U.S. welcomes S. Korea’s new drug policy within FTA: Seoul official
21 August 2006
Singapore, Aug. 21 (Yonhap News). South Korea and the United States ended the first of a two-day meeting on pharmaceuticals and medical equipment on Monday, with Washington reiterating its acceptance of Seoul’s new drug policy plan within an envisioned free trade agreement (FTA), South Korean officials said.
South Korea and the U.S. launched FTA talks in Washington in early June, hoping to sign the deal within a year.
However, the second round of FTA talks held in Seoul last month came to an abrupt halt when the U.S. strongly protested South Korea’s plan to adopt a new drug insurance law aimed at offering quality drugs at an affordable price.
The proposed law calls for the revision of the country’s drug insurance policy so new drugs will not automatically be placed on a list of "positive drugs" that enables people to be reimbursed under related insurance policies.
New drugs will require strict mandatory screening by the Ministry of Health and Welfare for a period of about one year to check their cost-effectiveness. More expensive products will have a smaller chance of making it to the list granting reimbursement privileges.
The ministry ultimately aims to push drugmakers to develop quality drugs at lower prices to ensure they secure a listing.
The U.S. wants South Korea to expand access to the local pharmaceutical industry, but in Seoul’s planned reform, U.S. drug companies would be excluded from prescription reimbursements in the national health insurance program.

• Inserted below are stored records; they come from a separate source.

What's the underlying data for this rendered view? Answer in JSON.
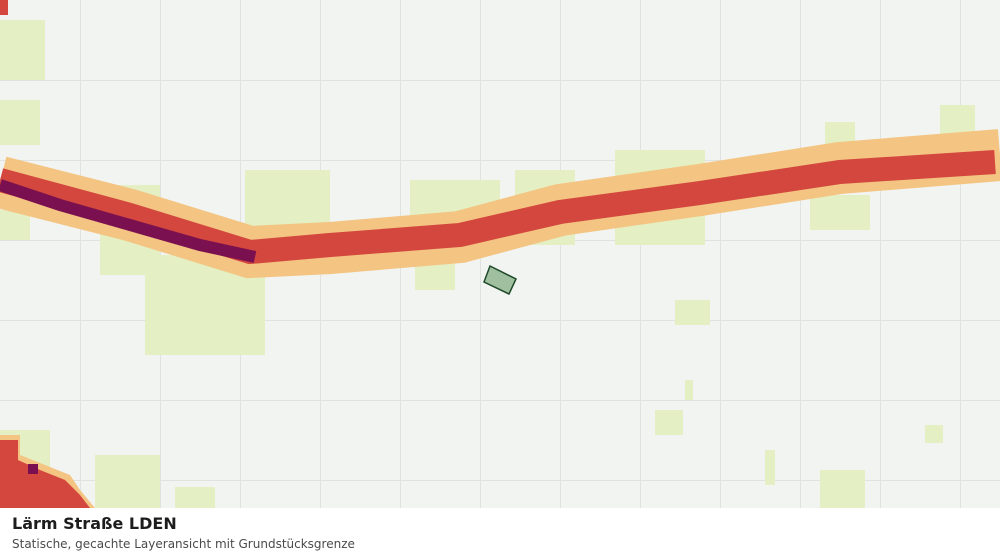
{
  "caption": {
    "title": "Lärm Straße LDEN",
    "subtitle": "Statische, gecachte Layeransicht mit Grundstücksgrenze"
  }
}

After Monday’s closed-door meeting, Cheon Man-bok, director of the Ministry of Health and Welfare’s FTA team, said in a press briefing that the U.S. negotiation team reconfirmed their acceptance of Seoul’s envisioned drug plan. Both parties proposed their demands and have searched to find an acceptable middle ground, while agreeing to work together to effectively carry out the third round of talks next month, Cheon said.
Cheon led the Seoul delegation in the Singapore talks, while Arrow Augerot, deputy assistant U.S. trade representative for Korea, represented the Washington team.

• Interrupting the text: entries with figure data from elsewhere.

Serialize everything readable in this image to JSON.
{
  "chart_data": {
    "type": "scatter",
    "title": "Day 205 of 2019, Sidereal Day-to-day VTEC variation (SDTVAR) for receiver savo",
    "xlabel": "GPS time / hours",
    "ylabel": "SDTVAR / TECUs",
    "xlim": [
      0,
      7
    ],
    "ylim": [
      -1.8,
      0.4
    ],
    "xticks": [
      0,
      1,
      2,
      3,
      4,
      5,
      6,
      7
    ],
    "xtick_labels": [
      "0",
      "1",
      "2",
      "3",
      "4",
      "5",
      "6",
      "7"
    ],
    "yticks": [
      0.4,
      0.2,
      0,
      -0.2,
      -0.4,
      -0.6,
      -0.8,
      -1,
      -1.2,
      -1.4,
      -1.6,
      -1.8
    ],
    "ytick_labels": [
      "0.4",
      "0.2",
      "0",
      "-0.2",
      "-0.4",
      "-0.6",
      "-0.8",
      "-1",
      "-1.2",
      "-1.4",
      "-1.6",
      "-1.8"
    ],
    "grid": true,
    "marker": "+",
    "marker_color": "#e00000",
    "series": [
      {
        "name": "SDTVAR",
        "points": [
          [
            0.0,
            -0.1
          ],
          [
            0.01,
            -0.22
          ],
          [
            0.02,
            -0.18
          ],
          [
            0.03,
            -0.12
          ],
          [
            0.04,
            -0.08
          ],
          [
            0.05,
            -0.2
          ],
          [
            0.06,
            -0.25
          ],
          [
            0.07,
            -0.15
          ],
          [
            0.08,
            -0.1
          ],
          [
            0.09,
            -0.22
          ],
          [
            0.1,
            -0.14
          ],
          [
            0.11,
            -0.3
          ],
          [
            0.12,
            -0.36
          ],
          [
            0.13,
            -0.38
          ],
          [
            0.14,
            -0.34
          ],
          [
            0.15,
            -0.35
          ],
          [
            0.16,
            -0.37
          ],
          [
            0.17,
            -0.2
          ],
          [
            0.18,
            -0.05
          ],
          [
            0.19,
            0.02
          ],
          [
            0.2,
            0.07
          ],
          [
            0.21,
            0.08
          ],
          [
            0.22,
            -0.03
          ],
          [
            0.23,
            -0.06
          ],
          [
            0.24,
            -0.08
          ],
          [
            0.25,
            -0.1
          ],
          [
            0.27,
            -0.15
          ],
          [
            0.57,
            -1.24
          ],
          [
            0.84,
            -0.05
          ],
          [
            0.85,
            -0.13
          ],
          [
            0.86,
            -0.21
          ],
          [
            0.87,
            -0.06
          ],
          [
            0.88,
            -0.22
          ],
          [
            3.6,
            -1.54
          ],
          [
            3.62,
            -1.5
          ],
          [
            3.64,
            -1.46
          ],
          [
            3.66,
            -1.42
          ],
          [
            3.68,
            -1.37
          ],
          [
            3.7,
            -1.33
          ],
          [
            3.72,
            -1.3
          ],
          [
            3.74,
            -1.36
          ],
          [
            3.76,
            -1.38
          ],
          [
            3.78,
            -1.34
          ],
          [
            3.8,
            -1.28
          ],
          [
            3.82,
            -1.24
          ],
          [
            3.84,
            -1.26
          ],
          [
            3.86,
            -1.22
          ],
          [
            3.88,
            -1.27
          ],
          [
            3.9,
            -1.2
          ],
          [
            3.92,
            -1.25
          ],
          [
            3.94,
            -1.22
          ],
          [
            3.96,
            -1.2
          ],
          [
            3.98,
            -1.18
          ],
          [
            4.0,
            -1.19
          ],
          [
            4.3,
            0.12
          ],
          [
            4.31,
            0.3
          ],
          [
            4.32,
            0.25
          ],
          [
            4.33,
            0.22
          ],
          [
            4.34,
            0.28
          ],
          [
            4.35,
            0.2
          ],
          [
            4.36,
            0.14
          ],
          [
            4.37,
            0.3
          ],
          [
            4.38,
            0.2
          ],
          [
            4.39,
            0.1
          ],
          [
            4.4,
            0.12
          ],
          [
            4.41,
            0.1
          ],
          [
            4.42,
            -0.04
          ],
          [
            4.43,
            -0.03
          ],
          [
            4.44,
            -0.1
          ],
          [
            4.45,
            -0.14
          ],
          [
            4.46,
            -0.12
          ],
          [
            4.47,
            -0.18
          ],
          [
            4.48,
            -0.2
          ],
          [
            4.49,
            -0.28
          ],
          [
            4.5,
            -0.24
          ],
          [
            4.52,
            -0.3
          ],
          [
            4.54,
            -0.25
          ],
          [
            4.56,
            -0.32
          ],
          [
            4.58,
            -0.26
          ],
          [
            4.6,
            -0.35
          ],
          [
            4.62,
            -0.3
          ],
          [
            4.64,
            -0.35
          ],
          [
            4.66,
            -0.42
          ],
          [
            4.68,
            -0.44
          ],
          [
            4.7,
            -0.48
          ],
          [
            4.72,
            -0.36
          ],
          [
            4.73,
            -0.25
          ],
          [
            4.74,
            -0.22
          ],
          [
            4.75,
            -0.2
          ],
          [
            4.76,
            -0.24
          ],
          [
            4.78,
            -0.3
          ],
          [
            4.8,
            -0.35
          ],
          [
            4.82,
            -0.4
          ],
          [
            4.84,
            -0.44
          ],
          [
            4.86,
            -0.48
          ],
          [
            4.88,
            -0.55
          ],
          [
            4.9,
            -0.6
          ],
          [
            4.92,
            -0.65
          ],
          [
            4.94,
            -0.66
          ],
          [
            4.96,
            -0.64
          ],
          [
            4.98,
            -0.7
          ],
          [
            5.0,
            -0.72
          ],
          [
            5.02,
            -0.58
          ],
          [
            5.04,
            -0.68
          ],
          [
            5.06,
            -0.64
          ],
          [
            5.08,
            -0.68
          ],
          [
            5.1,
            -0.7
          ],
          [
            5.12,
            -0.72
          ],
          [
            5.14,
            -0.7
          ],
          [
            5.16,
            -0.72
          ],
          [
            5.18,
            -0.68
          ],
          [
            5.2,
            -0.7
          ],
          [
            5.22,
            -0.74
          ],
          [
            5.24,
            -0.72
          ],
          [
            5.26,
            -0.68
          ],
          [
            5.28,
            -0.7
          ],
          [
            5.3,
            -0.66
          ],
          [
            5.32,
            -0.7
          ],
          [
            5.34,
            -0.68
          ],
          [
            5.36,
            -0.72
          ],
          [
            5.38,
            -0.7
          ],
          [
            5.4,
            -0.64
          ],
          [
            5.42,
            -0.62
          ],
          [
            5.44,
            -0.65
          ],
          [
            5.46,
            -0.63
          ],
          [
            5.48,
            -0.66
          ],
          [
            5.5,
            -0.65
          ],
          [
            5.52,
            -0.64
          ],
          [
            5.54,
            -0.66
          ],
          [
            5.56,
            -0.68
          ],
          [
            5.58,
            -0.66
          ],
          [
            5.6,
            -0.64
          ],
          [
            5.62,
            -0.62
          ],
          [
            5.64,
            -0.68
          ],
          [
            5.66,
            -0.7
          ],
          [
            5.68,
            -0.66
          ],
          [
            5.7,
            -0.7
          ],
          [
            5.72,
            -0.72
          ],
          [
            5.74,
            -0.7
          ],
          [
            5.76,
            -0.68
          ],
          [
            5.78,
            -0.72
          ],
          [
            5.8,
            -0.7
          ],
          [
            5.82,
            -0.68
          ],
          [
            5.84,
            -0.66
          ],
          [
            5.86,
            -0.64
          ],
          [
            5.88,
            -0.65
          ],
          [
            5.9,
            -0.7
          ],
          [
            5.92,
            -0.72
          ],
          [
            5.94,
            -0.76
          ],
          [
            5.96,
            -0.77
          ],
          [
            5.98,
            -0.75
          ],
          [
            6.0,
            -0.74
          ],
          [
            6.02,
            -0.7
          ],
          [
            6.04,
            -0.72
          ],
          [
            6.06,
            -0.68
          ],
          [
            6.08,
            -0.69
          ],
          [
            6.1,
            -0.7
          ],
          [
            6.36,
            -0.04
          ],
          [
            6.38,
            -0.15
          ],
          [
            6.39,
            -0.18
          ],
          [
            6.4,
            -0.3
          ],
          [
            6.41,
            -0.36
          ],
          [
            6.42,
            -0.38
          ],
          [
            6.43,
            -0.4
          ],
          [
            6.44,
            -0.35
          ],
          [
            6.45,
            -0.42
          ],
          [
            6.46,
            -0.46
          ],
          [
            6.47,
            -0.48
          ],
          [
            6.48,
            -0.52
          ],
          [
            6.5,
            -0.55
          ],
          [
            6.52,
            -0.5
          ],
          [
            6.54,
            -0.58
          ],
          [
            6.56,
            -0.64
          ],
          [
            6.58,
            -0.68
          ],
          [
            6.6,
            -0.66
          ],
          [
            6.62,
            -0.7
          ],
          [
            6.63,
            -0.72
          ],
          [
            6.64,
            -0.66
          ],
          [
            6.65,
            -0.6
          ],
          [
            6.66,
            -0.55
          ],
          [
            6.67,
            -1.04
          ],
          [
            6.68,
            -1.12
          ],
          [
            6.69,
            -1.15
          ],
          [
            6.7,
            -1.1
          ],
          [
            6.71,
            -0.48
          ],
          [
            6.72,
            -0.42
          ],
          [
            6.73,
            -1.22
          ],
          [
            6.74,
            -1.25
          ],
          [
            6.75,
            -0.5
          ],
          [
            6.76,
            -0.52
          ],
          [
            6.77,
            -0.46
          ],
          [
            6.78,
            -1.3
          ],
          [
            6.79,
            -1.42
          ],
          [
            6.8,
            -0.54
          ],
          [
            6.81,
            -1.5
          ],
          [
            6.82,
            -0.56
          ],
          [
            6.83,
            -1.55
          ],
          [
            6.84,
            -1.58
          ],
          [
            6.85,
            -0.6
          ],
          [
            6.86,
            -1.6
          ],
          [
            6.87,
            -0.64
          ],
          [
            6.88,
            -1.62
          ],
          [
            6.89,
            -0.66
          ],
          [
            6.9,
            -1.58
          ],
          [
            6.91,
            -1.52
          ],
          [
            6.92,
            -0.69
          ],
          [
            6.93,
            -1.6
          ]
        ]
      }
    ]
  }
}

The South Korean official did not provide further details.
The sideline talks, which were held at the U.S. Embassy in Singapore on Monday, were scheduled to take place before the third round of the FTA meeting next month in Seattle. The parties will convene on Tuesday at the South Korean Embassy in the Southeast Asian city-state.

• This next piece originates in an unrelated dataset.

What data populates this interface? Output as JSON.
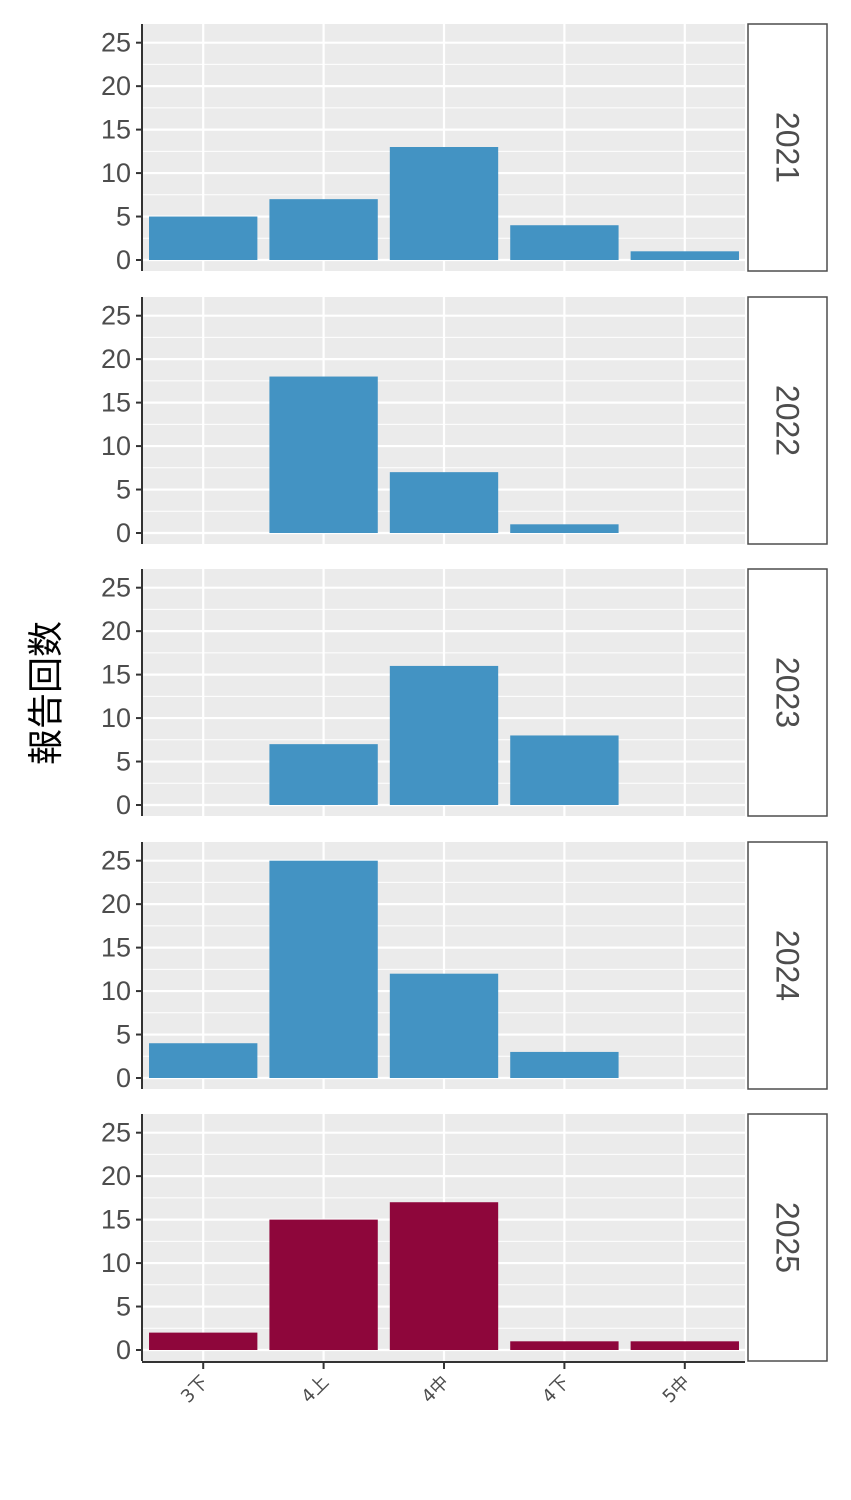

The two sides are expected to accelerate efforts to fine-tune details surrounding their pharmaceutical trade as Seoul plans to enforce the new policy within the year.
Seoul aims to push Washington to grant South Korean drugs "good manufacturing product" status, meaning they are acknowledged as being made in line with a set of regulations and guidelines for the production of drugs, health foods and medical devices within the U.S. It is also expected to demand that South Korean doctors’ licenses be recognized in the U.S.
The U.S. is expected to call for the establishment of an independent drug screening agency in South Korea to ensure transparency in the screening process of new drugs for reimbursement benefits, the ministry said.
The country is also likely to seek an extension of U.S. drug patents in South Korea, which normally lasts for 20 years, and possibly raise the issue of replica drugs made by South Korean pharmaceutical firms, which eat into foreign competitors’ profit margins.
"Only expensive medicines from multinational pharmaceuticals will be available in South Korea if the government agrees to entertain Washington’s demands," Moon Kyung-tae, vice chairman of the Korea Pharmaceutical Manufacturers Association, said earlier in the day in front of the U.S. Embassy in Singapore to support the South Korean delegation.
Kim Jong-hoon, South Korea’s top FTA negotiator with the U.S., said in Seoul that the Singapore talks will not become a trade-off meeting, with Seoul yielding to Washington’s demands to gain its endorsement in other areas.
"There will be no give-and-take negotiations during the meeting.
It (the Singapore talks) will focus on the means and details of operating the new system of putting products on the ’positive list,’" Kim told Yonhap News Agency.
"It is not appropriate to say that we (Seoul) will yield to Washington’s demands in other areas in return for them accepting our new drug policy plan," said Kim.
Besides pharmaceuticals, the other main areas of disagreement in the trade talks are the opening of the agriculture and textile markets, and the country-of-origin issue regarding South Korean products made at an inter-Korean industrial complex in North Korea.
South Korea is the world’s 11th-largest economy and the U.S.’s seventh-biggest trading partner. Two-way trade amounted to US$72 billion last year, with South Korea posting a surplus of $16 billion, according to South Korean government data.